The British-based owners of an estimated 1.1 million properties in the eurozone, who need to transfer money regularly to cover the cost of their holiday homes, are also pushing more cash abroad at today’s lower euro rates, Hickman says.

Elisabeth Dobson of World First, another London-based forex specialist, says people are making greater use of ‘forward contracts’ to hedge against further volatility. This can protect future transactions in either direction. ‘Those trying to sell property in the eurozone are more anxious and we have seen a rise in people wanting to buy forward contracts at today’s rates,’ she says.

‘It gives consumers peace of mind that when their property is sold they can transfer their euros into sterling at today’s rates, even if that doesn’t happen for another year.’

Retired Ministry of Defence civil servant John Watson, 76, and his wife Christine, 72, sold their home in southern France in February after becoming concerned about the situation in the eurozone. They had lived in France for nine years.

They sold their four-bedroom detached house with swimming pool and workroom for 280,000 euros, netting them just over £234,000. By contrast, converting the same sum at Friday’s price would have left them with £10,000 less at £224,098.

‘We had been thinking about coming home for two years,’ says John. ‘We are both getting older and we want to be nearer our children.

‘We had been watching the value of the euro decline so we bit the bullet. I think we were lucky. We sold quickly and at the asking price. If we had not sold at that time, we’d be much worse off.’

John and Christine, who are living in Corby, Northamptonshire, with their standard poodles Ruby and Bonnie, say many of their expat friends still in France are not overly concerned.

But John says he is aware of some panic. ‘One couple we knew sold their gite and put all the cash into Australian dollars, such was their fear about the eurozone,’ he says.

All firms report big increases in calls from clients seeking advice. Hickman says: ‘The most common question of all is, ‘‘Will a Greek exit from the euro trigger an entire currency breakdown?’’ ’

And the answer? ‘We tell them that while we believe Greece will eventually exit, we expect the process to be relatively orderly, and that other countries will not follow,’ he says.

This is a growing consensus among economists and market-watchers. No one knows how much chaos would result from an exit, if it happened – but the prospect has caused the price of properties in Greece and elsewhere to fall.

Spyros Mantzos of estate agent A Property In Greece in Chislehurst, Kent, says: ‘A fall in values of up to 40 per cent since February means British buyers can get in at almost half price, if you factor in the stronger pound.

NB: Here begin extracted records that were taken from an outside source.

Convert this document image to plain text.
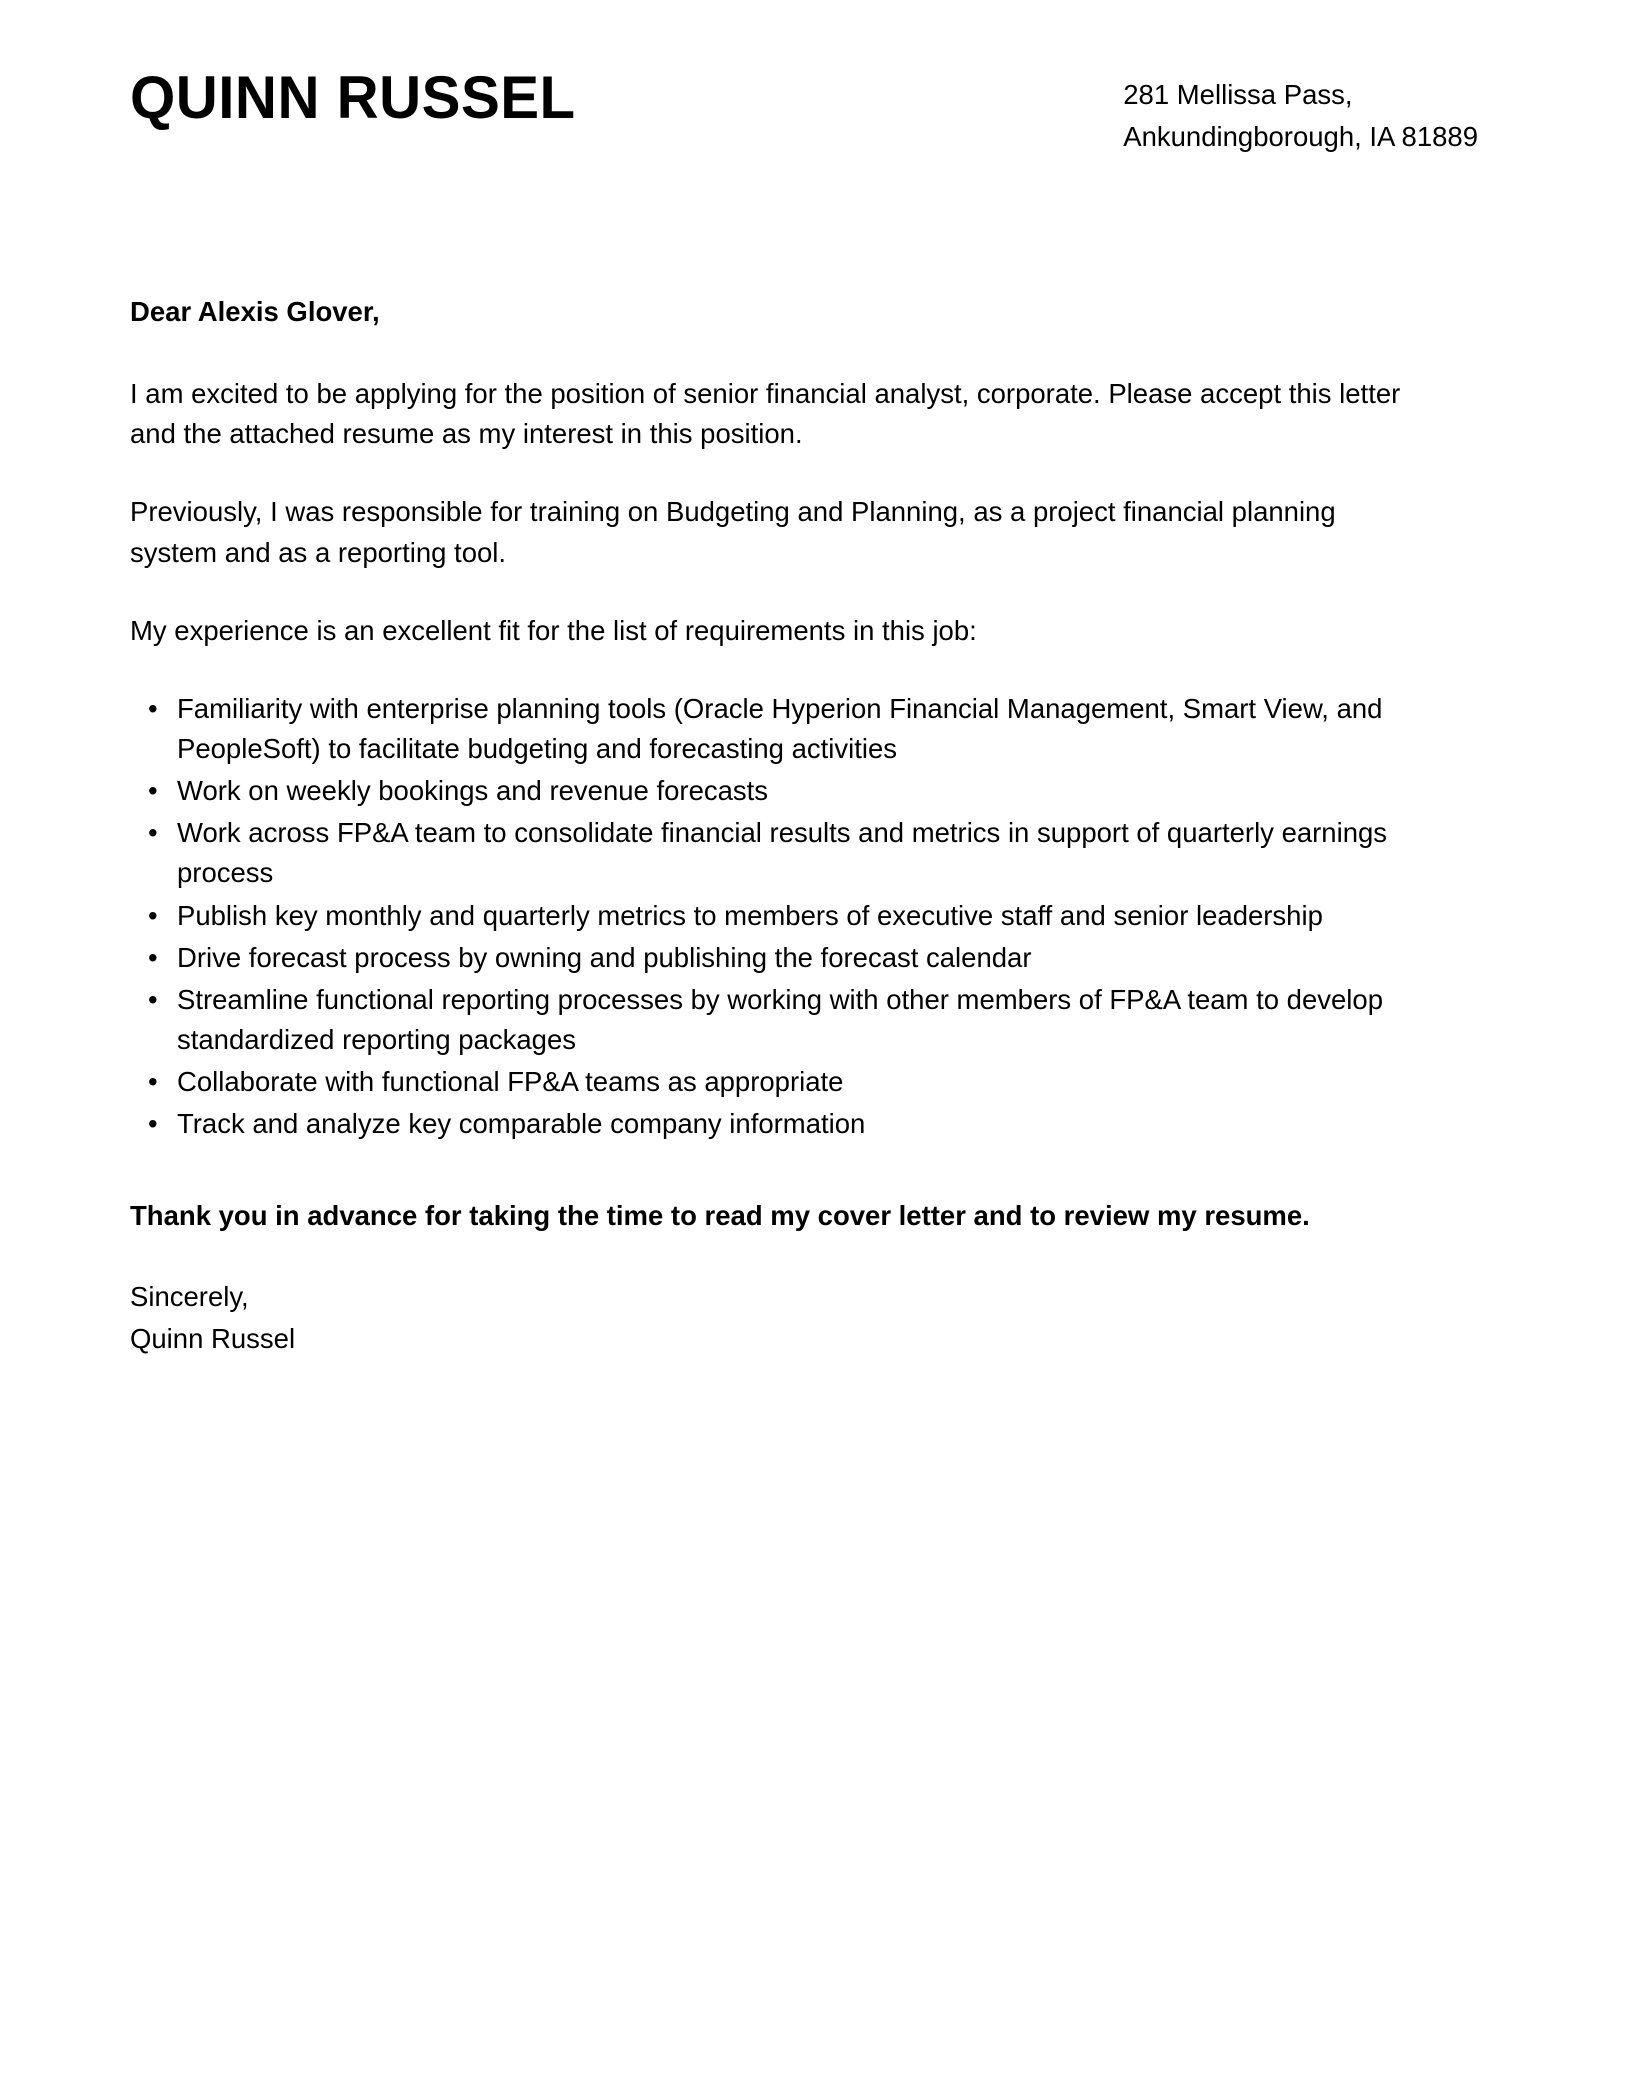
QUINN RUSSEL	281 Mellissa Pass,
Ankundingborough, IA 81889

Dear Alexis Glover,

I am excited to be applying for the position of senior financial analyst, corporate. Please accept this letter and the attached resume as my interest in this position.

Previously, I was responsible for training on Budgeting and Planning, as a project financial planning system and as a reporting tool.

My experience is an excellent fit for the list of requirements in this job:

• Familiarity with enterprise planning tools (Oracle Hyperion Financial Management, Smart View, and PeopleSoft) to facilitate budgeting and forecasting activities
• Work on weekly bookings and revenue forecasts
• Work across FP&A team to consolidate financial results and metrics in support of quarterly earnings process
• Publish key monthly and quarterly metrics to members of executive staff and senior leadership
• Drive forecast process by owning and publishing the forecast calendar
• Streamline functional reporting processes by working with other members of FP&A team to develop standardized reporting packages
• Collaborate with functional FP&A teams as appropriate
• Track and analyze key comparable company information

Thank you in advance for taking the time to read my cover letter and to review my resume.

Sincerely,
Quinn Russel
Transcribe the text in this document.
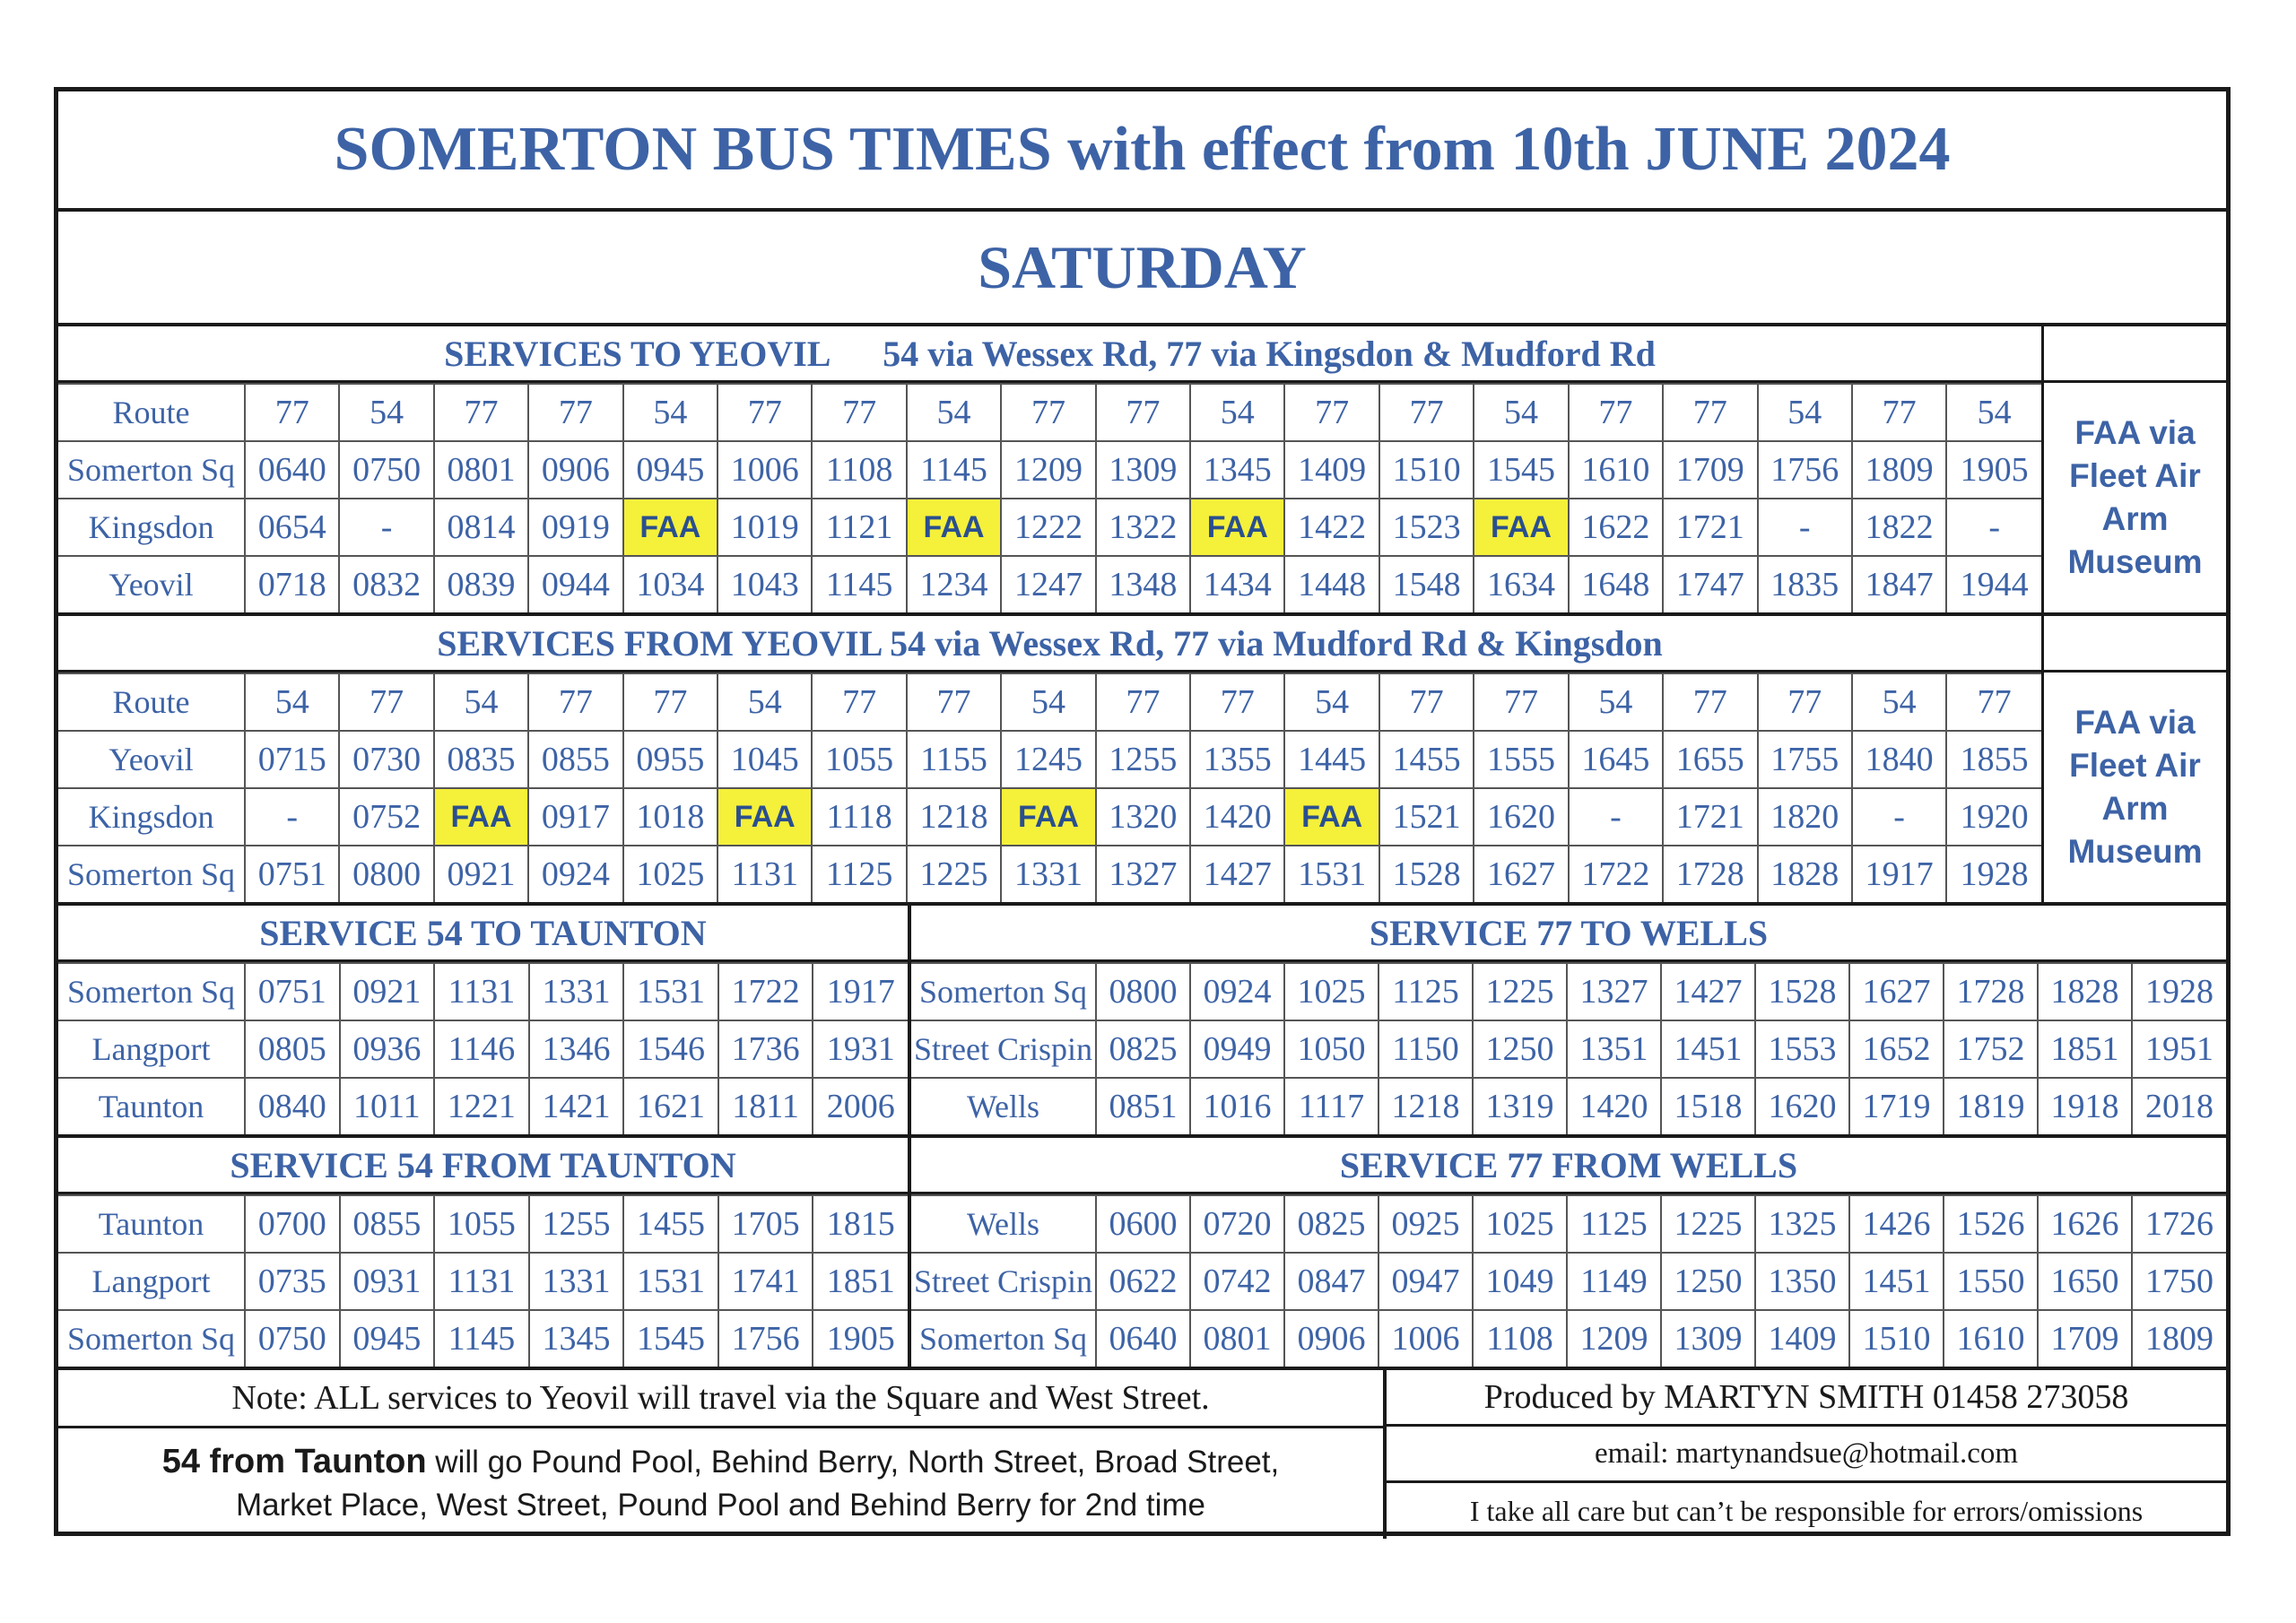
SOMERTON BUS TIMES with effect from 10th JUNE 2024
SATURDAY
SERVICES TO YEOVIL      54 via Wessex Rd, 77 via Kingsdon & Mudford Rd
Route	77	54	77	77	54	77	77	54	77	77	54	77	77	54	77	77	54	77	54
Somerton Sq	0640	0750	0801	0906	0945	1006	1108	1145	1209	1309	1345	1409	1510	1545	1610	1709	1756	1809	1905
Kingsdon	0654	-	0814	0919	FAA	1019	1121	FAA	1222	1322	FAA	1422	1523	FAA	1622	1721	-	1822	-
Yeovil	0718	0832	0839	0944	1034	1043	1145	1234	1247	1348	1434	1448	1548	1634	1648	1747	1835	1847	1944
FAA via
Fleet Air
Arm
Museum
SERVICES FROM YEOVIL 54 via Wessex Rd, 77 via Mudford Rd & Kingsdon
Route	54	77	54	77	77	54	77	77	54	77	77	54	77	77	54	77	77	54	77
Yeovil	0715	0730	0835	0855	0955	1045	1055	1155	1245	1255	1355	1445	1455	1555	1645	1655	1755	1840	1855
Kingsdon	-	0752	FAA	0917	1018	FAA	1118	1218	FAA	1320	1420	FAA	1521	1620	-	1721	1820	-	1920
Somerton Sq	0751	0800	0921	0924	1025	1131	1125	1225	1331	1327	1427	1531	1528	1627	1722	1728	1828	1917	1928
FAA via
Fleet Air
Arm
Museum
SERVICE 54 TO TAUNTON
Somerton Sq	0751	0921	1131	1331	1531	1722	1917
Langport	0805	0936	1146	1346	1546	1736	1931
Taunton	0840	1011	1221	1421	1621	1811	2006
SERVICE 77 TO WELLS
Somerton Sq	0800	0924	1025	1125	1225	1327	1427	1528	1627	1728	1828	1928
Street Crispin	0825	0949	1050	1150	1250	1351	1451	1553	1652	1752	1851	1951
Wells	0851	1016	1117	1218	1319	1420	1518	1620	1719	1819	1918	2018
SERVICE 54 FROM TAUNTON
Taunton	0700	0855	1055	1255	1455	1705	1815
Langport	0735	0931	1131	1331	1531	1741	1851
Somerton Sq	0750	0945	1145	1345	1545	1756	1905
SERVICE 77 FROM WELLS
Wells	0600	0720	0825	0925	1025	1125	1225	1325	1426	1526	1626	1726
Street Crispin	0622	0742	0847	0947	1049	1149	1250	1350	1451	1550	1650	1750
Somerton Sq	0640	0801	0906	1006	1108	1209	1309	1409	1510	1610	1709	1809
Note: ALL services to Yeovil will travel via the Square and West Street.
54 from Taunton will go Pound Pool, Behind Berry, North Street, Broad Street,
Market Place, West Street, Pound Pool and Behind Berry for 2nd time
Produced by MARTYN SMITH 01458 273058
email: martynandsue@hotmail.com
I take all care but can’t be responsible for errors/omissions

‘Investors are snapping up properties for bargain prices. Interest today is double the level of last year. Greece is now decidedly cheap.’ Top locations remain Crete and Corfu.

Les Calvert of international online estate agent property-abroad.com in Hartlepool, County Durham, says: ‘Over the past month we have seen interest soar, with Greece pushing up into the top five. A month ago it was not even in the top ten. It’s a buyer’s market.’

But Simon Conn, an overseas property and mortgage specialist consultant in Hove, East Sussex, says: ‘Banks are still lending in Italy and Spain, but no lender will offer on a property in Greece. That means cash buyers only.’

Lynnette Reynolds, 55, and husband Paul, 57, from Bristol, are among those taking advantage of the favourable euro exchange rate. Last week they converted £125,000 into euros at a rate of 1.24 to buy a two-bedroom 19th Century cottage in Brittany.

They are close to completing, but Lynnette and Paul, who work as child-minders following his redundancy from his job as a research scientist at the University of Bristol, were worried about exchange rate fluctuations so they bought a forward contract through World First to lock into the rate when it hit 1.24 last week.

Lynnette says: ‘The rate could go higher, but we are cautious people and didn’t want to wait in case sterling started to fall in value. As it turned out, we are better off than if we had bought the euros the week before.’